A: Basically we used the expression levels currently believed to be
unaffected by a deletion to form a Gaussian background. Then if a gene
has an expression level far away from the mean of this Gaussian
distribution (by calculating the probability that the expression is as
extreme or more extreme than the observed one based on the Gaussian), we
consider the gene to be affected by the deletion.

Sequence and quality scores for Brainspan MRF file

Q1:
I am contacted you regarding some questions of "mrfQuantifier" in RSEQtools.

We have cloned many novel transcripts from the whole human brain and wanted
to relate their expression to specific periods/regions using RNA-seq data
from the Brainspan. We were able to download the MRF file that only contains
alignment blocks from Brainspan. We have noticed that you have described in
the Bioinformatics paper that mrfQuantifier does not perform the expression
quantification on the transcript level.

So, Could you let me know why mrfQuantifier does not perform on the
transcript level? Do you mean it does not address the problem of multireads?
Also, "mrf2sam" does not work with MRF files we downloaded from Brainspain
and it shows error "PROBLEM: Unknown presentColumn:
H376_V_51_A1C_L_RNASeq.mrf". Could that be it needs the sequences
information?

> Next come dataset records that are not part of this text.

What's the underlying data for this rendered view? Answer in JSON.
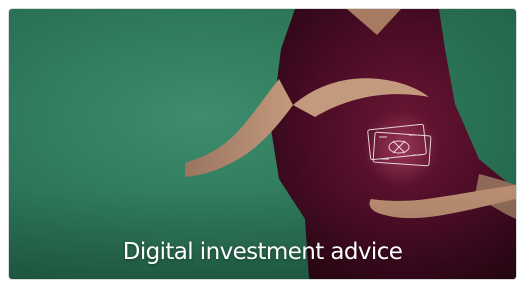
{
  "image": {
    "caption": "Digital investment advice",
    "subject": "person-hands-cupping-money-icon",
    "colors": {
      "background": "#2f7a5c",
      "shirt": "#4a0c25",
      "skin": "#b78b6f",
      "caption_text": "#ffffff"
    }
  }
}
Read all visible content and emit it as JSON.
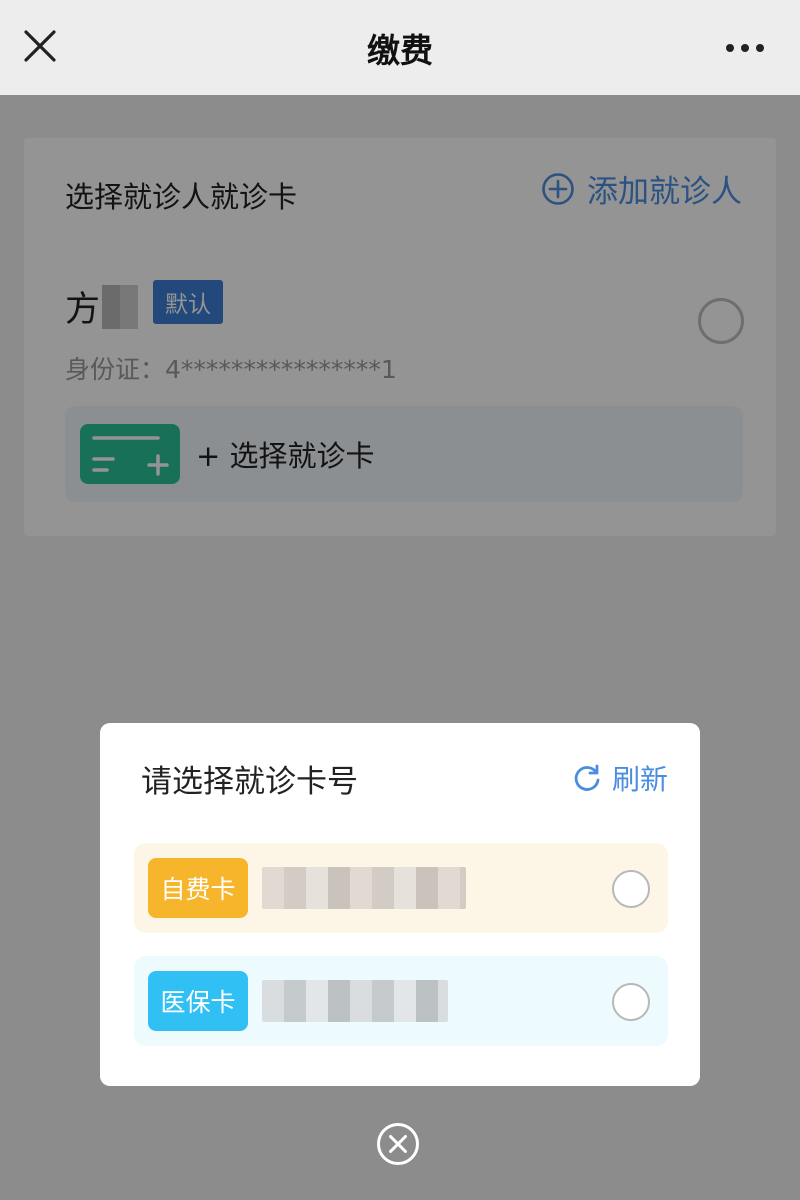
{
  "navbar": {
    "title": "缴费",
    "close_icon": "close-icon",
    "more_icon": "more-icon"
  },
  "card": {
    "title": "选择就诊人就诊卡",
    "add_patient_label": "添加就诊人",
    "patient_name": "方",
    "default_badge": "默认",
    "id_line": "身份证：4****************1",
    "select_card_label": "+ 选择就诊卡"
  },
  "modal": {
    "title": "请选择就诊卡号",
    "refresh_label": "刷新",
    "options": [
      {
        "badge": "自费卡",
        "color": "#f7b52b"
      },
      {
        "badge": "医保卡",
        "color": "#30c0f4"
      }
    ]
  },
  "colors": {
    "accent": "#4a8de0",
    "card_icon": "#2cc299",
    "mask": "rgba(0,0,0,0.42)"
  }
}
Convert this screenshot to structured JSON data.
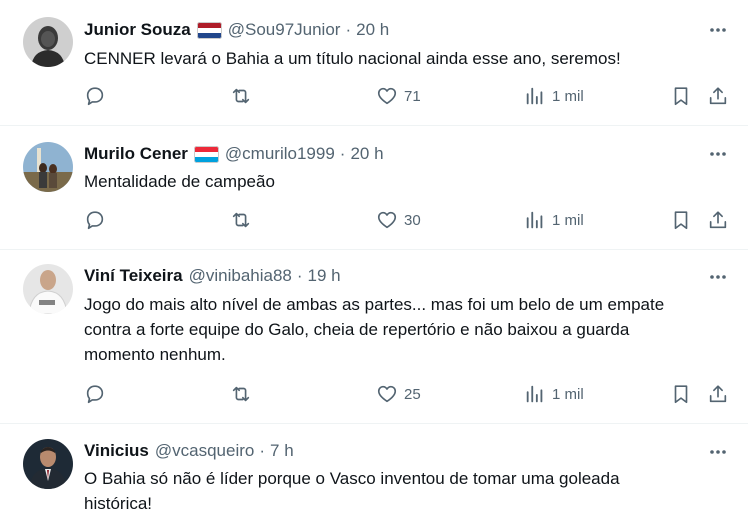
{
  "tweets": [
    {
      "name": "Junior Souza",
      "handle": "@Sou97Junior",
      "time": "20 h",
      "lines": [
        "CENNER levará o Bahia a um título nacional ainda esse ano, seremos!"
      ],
      "likes": "71",
      "views": "1 mil",
      "flag": "netherlands-flag",
      "avatar": "dark-portrait-avatar"
    },
    {
      "name": "Murilo Cener",
      "handle": "@cmurilo1999",
      "time": "20 h",
      "lines": [
        "Mentalidade de campeão"
      ],
      "likes": "30",
      "views": "1 mil",
      "flag": "luxembourg-flag",
      "avatar": "outdoor-couple-avatar"
    },
    {
      "name": "Viní Teixeira",
      "handle": "@vinibahia88",
      "time": "19 h",
      "lines": [
        "Jogo do mais alto nível de ambas as partes... mas foi um belo de um empate",
        "contra a forte equipe do Galo, cheia de repertório e não baixou a guarda",
        "momento nenhum."
      ],
      "likes": "25",
      "views": "1 mil",
      "avatar": "white-shirt-avatar"
    },
    {
      "name": "Vinicius",
      "handle": "@vcasqueiro",
      "time": "7 h",
      "lines": [
        "O Bahia só não é líder porque o Vasco inventou de tomar uma goleada",
        "histórica!"
      ],
      "avatar": "suit-portrait-avatar"
    }
  ],
  "separator": "·",
  "colors": {
    "text": "#0f1419",
    "secondary": "#536471",
    "divider": "#eff3f4"
  }
}
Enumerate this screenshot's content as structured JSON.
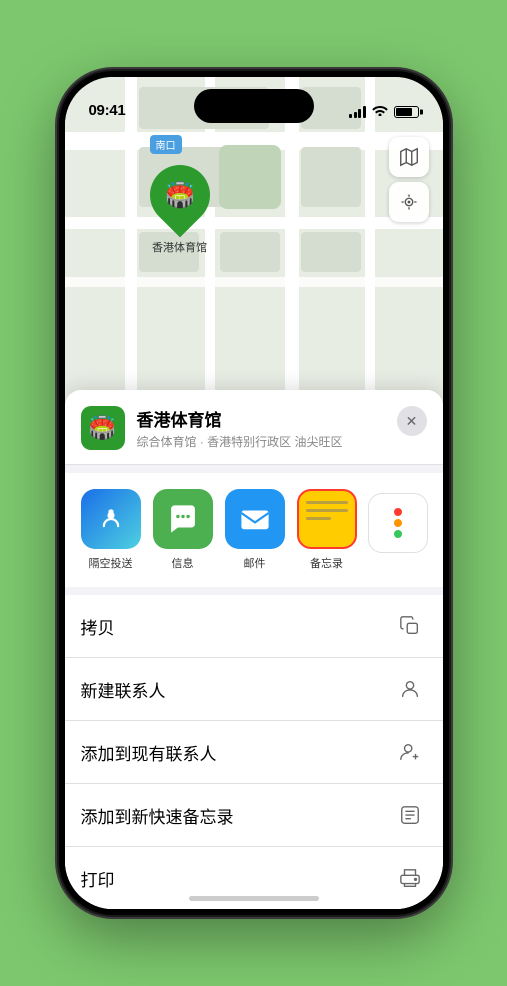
{
  "statusBar": {
    "time": "09:41",
    "locationArrow": "▶"
  },
  "dynamicIsland": {},
  "map": {
    "locationLabel": "南口",
    "pinLabel": "香港体育馆"
  },
  "placeHeader": {
    "name": "香港体育馆",
    "subtitle": "综合体育馆 · 香港特别行政区 油尖旺区",
    "closeLabel": "✕"
  },
  "shareItems": [
    {
      "id": "airdrop",
      "label": "隔空投送",
      "type": "airdrop"
    },
    {
      "id": "message",
      "label": "信息",
      "type": "message"
    },
    {
      "id": "mail",
      "label": "邮件",
      "type": "mail"
    },
    {
      "id": "notes",
      "label": "备忘录",
      "type": "notes"
    }
  ],
  "moreColors": [
    "#ff3b30",
    "#ff9500",
    "#34c759"
  ],
  "actionItems": [
    {
      "id": "copy",
      "label": "拷贝",
      "icon": "copy"
    },
    {
      "id": "new-contact",
      "label": "新建联系人",
      "icon": "person-add"
    },
    {
      "id": "add-existing",
      "label": "添加到现有联系人",
      "icon": "person-badge-plus"
    },
    {
      "id": "quick-note",
      "label": "添加到新快速备忘录",
      "icon": "note-text"
    },
    {
      "id": "print",
      "label": "打印",
      "icon": "printer"
    }
  ]
}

Also, is any recent tool in RESQtools that would perform on the
transcript level for expression quantification?

A1:
iqseq can perform transcript level quant. Here is my understanding to your questions.

1) When RSEQtools were first published in 2011, it was designed to just take care of the gene or exon form level quantification. Isoform quantification is challenging, partially because of the multi-reads.

Then in 2012, our lab published another paper IQseq (https://code.google.com/p/iqseq/downloads/list). IQseq actually take all the reads mapped to one gene, for those mapped to multiple isoforms, EM algorithm is used to allocate the reads iteratively to each transcript.

2) For the second question, I am not sure what is happening. If possible could please send me the sample mrf files for me to check what’s going on there?

Hopefully this could help a little bit. Please let me know if you have any questions.

Q2:
We have our novel transcript annotations (eg, exon boundaries), and we downloaded all MRF format files of RNA-seq reads of developmental brain from Brainspan to try to quantify the expression levels.
Under "Supplemental Data" from http://www.brainspan.org/static/download.html , there are all the MRF files we downloaded. I have tried to run them with mrf2sam and failed with error.
My question is, would IQseq tool works with MRF files containing only alignment blocks (genomic coordinates only) without sequence information since Brainspan MRF files contain no such information? or it still needs sequences and quality score information to be able to run the tool. The complete set of MRF files can be obtained from Under "Supplemental Data" from http://www.brainspan.org/static/download.html for testing. If would be great if you could also check whether or not IQSeq would work on these set of MRF files.

A2:
After consulting some of my colleagues, I have the answer like this.

For one of the files, if you type

mrf2sam <H376_IIA_50_LGE_L_RNASeq.mrf H376_IIA_50_LGE_L_RNASeq.sam

it works, but if you type mrf2sam H376_IIA_50_LGE_L_RNASeq.mrf
it wont work.

I am not the author of RSEQtools, but I guess that the reason for the command line to be like this is that everything should be piped to avoid I/O for the middle files.

If you still can not figure it out, please let me know what it your command and the error message. Hope this would help!